Go back and watch the RAWs from 2002 to 2005. I can guarantee that a large number of them opened with a Triple H promo, had one or more backstage segments featuring Triple H, and closed with a Triple H match or post-match angle. Seriously, he was ALL OVER Monday Night RAW. People got tired of seeing him, especially after seeing how his various challengers ended up after entering into a program with him.

The second piece of evidence we’re going to look at is how each one of his opponents ended up after working with him. What I’m going to do is list each of HHH’s title challengers/opponents in chronological order and we’ll see how their careers fared after working with him. Although those challengers’ subsequent successes/failures can’t be solely attributed to their matches with Triple H, how he wrestled against them and how he was booked against them was important in impacting their careers. This is especially true considering Triple H was involved in creative meetings on RAW throughout 2002, and his opinion carried a lot of weight at the time (due to his position as champion and as the newest member of the McMahon family).

Some people he faced more than once, so we’ll look at the directions in which their careers went after having a main-event-level feud/program with Triple H. We’ll be looking at each opponent chronologically, from WrestleMania X-8 to Badd Blood 2005 (Triple H took time off after that latter show and wouldn’t return until October 2005, at which point his time as the centerpiece of RAW was over).

Chris Jericho: Decline

Despite being the first-ever Undisputed Champion, Chris Jericho was never presented as being in Triple H’s league. In the lead-up to their WrestleMania match, Jericho played third fiddle to both Stephanie McMahon and her dog (Meltzer even sarcastically called one episode of RAW ‘RAW is dogs**t’ because Jericho – the world champion – was left to pick up after her dog because she couldn’t be bothered to do so herself). And somehow we were supposed to be excited through all of this because Chris Jericho was somehow the heel and Triple H was supposedly the conquering hero to cheer for.

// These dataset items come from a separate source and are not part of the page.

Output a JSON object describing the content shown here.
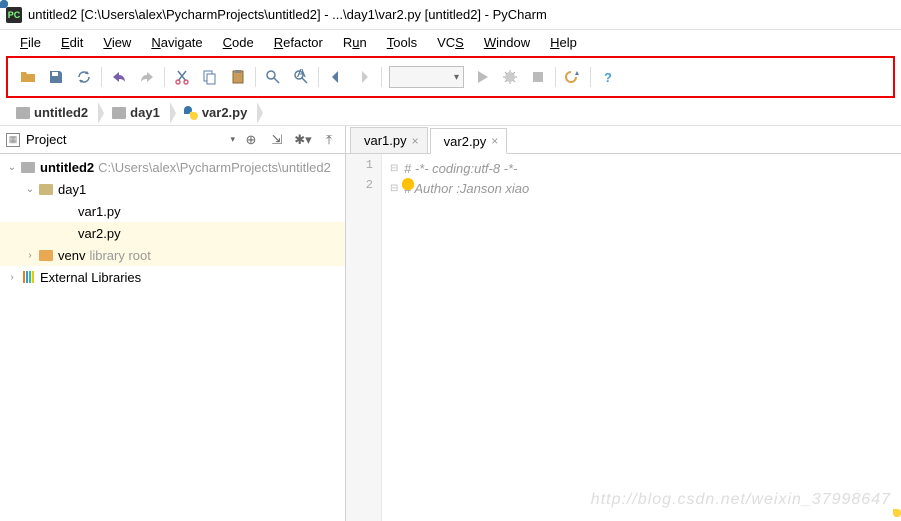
{
  "window": {
    "title": "untitled2 [C:\\Users\\alex\\PycharmProjects\\untitled2] - ...\\day1\\var2.py [untitled2] - PyCharm",
    "app_icon_text": "PC"
  },
  "menubar": {
    "items": [
      "File",
      "Edit",
      "View",
      "Navigate",
      "Code",
      "Refactor",
      "Run",
      "Tools",
      "VCS",
      "Window",
      "Help"
    ]
  },
  "toolbar": {
    "icons": [
      "open-icon",
      "save-icon",
      "sync-icon",
      "undo-icon",
      "redo-icon",
      "cut-icon",
      "copy-icon",
      "paste-icon",
      "find-icon",
      "find-class-icon",
      "back-icon",
      "forward-icon"
    ],
    "run_icons": [
      "run-icon",
      "debug-icon",
      "stop-icon",
      "settings-icon",
      "help-icon"
    ],
    "run_combo_value": ""
  },
  "breadcrumb": {
    "items": [
      {
        "icon": "folder",
        "label": "untitled2"
      },
      {
        "icon": "folder",
        "label": "day1"
      },
      {
        "icon": "python",
        "label": "var2.py"
      }
    ]
  },
  "project_panel": {
    "title": "Project",
    "tree": {
      "root": {
        "label": "untitled2",
        "path": "C:\\Users\\alex\\PycharmProjects\\untitled2"
      },
      "day1": {
        "label": "day1"
      },
      "files": [
        {
          "label": "var1.py"
        },
        {
          "label": "var2.py",
          "selected": true
        }
      ],
      "venv": {
        "label": "venv",
        "note": "library root"
      },
      "ext_libs": {
        "label": "External Libraries"
      }
    }
  },
  "editor": {
    "tabs": [
      {
        "label": "var1.py",
        "active": false
      },
      {
        "label": "var2.py",
        "active": true
      }
    ],
    "lines": [
      {
        "num": "1",
        "text": "# -*- coding:utf-8 -*-"
      },
      {
        "num": "2",
        "text": "# Author :Janson xiao"
      }
    ]
  },
  "watermark": "http://blog.csdn.net/weixin_37998647"
}
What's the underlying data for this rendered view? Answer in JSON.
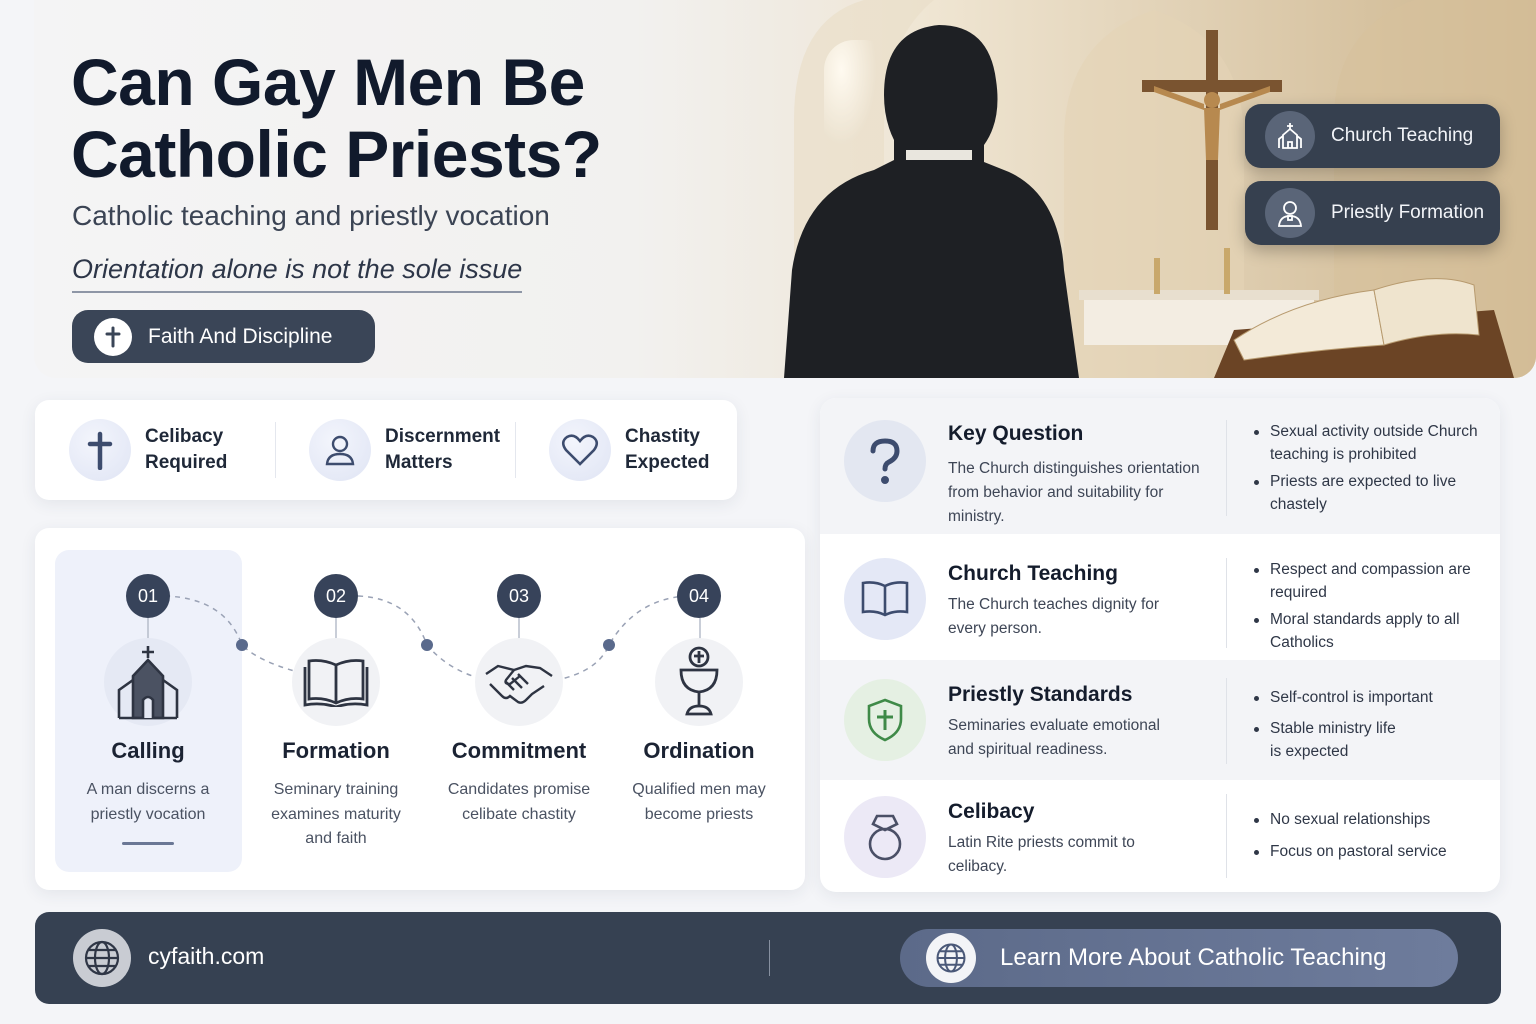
{
  "hero": {
    "title": "Can Gay Men Be Catholic Priests?",
    "subtitle": "Catholic teaching and priestly vocation",
    "tagline": "Orientation alone is not the sole issue",
    "pill_label": "Faith And Discipline",
    "tags": [
      {
        "label": "Church Teaching",
        "icon": "church-icon"
      },
      {
        "label": "Priestly Formation",
        "icon": "priest-icon"
      }
    ]
  },
  "facts": [
    {
      "label": "Celibacy Required",
      "icon": "cross-icon"
    },
    {
      "label": "Discernment Matters",
      "icon": "person-icon"
    },
    {
      "label": "Chastity Expected",
      "icon": "heart-icon"
    }
  ],
  "steps": [
    {
      "num": "01",
      "title": "Calling",
      "desc": "A man discerns a priestly vocation",
      "icon": "church-icon"
    },
    {
      "num": "02",
      "title": "Formation",
      "desc": "Seminary training examines maturity and faith",
      "icon": "book-icon"
    },
    {
      "num": "03",
      "title": "Commitment",
      "desc": "Candidates promise celibate chastity",
      "icon": "handshake-icon"
    },
    {
      "num": "04",
      "title": "Ordination",
      "desc": "Qualified men may become priests",
      "icon": "chalice-icon"
    }
  ],
  "panel": [
    {
      "title": "Key Question",
      "desc": "The Church distinguishes orientation from behavior and suitability for ministry.",
      "icon": "question-icon",
      "bullets": [
        "Sexual activity outside Church teaching is prohibited",
        "Priests are expected to live chastely"
      ]
    },
    {
      "title": "Church Teaching",
      "desc": "The Church teaches dignity for every person.",
      "icon": "book-icon",
      "bullets": [
        "Respect and compassion are required",
        "Moral standards apply to all Catholics"
      ]
    },
    {
      "title": "Priestly Standards",
      "desc": "Seminaries evaluate emotional and spiritual readiness.",
      "icon": "shield-cross-icon",
      "bullets": [
        "Self-control is important",
        "Stable ministry life is expected"
      ]
    },
    {
      "title": "Celibacy",
      "desc": "Latin Rite priests commit to celibacy.",
      "icon": "ring-icon",
      "bullets": [
        "No sexual relationships",
        "Focus on pastoral service"
      ]
    }
  ],
  "footer": {
    "site": "cyfaith.com",
    "cta": "Learn More About Catholic Teaching"
  },
  "colors": {
    "navy": "#364152",
    "accent": "#5c6a89",
    "green": "#3f8a48"
  }
}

Needless to say, this story did Jericho few favors, and only made the already difficult task of convincing people he was believable as World Champion even harder. Jericho himself even spoke about how few people believed in him as a World Champion, saying that Vince McMahon joked aloud about the very thought of it.

Although Jericho and HHH main-evented WrestleMania X8, no one cared by the time their match started. Everyone was exhausted from the Hogan-Rock match even though the match itself was meh, my fellow Canadians absolutely lost their minds here, as if it was IYH Canadian Stampede times a hundred.

After Jericho lost to Triple H, aside from filling the numbers in a multi-man match here or there and having a decent HIAC match with HHH at Judgment Day 2002, he was sent back down to the upper midcard, where he stayed for the next three years. Jericho also had a PPV match against John ‘the rookie’ Cena at Vengeance 2002. It wasn’t until he returned in 2007 and had that legendary feud with Shawn Michaels in 2008 that people started taking him seriously as a main-eventer again.

Hollywood Hogan: Decline

When Hogan returned to WWE, he was supposed to be a villain; yet after WrestleMania X8 was over, people were cheering him wildly. Fans were riding this crazy nostalgia wave and wanted to see Hogan have one last hurrah. So he faced Triple H for the WWE championship at Backlash 2002, and won.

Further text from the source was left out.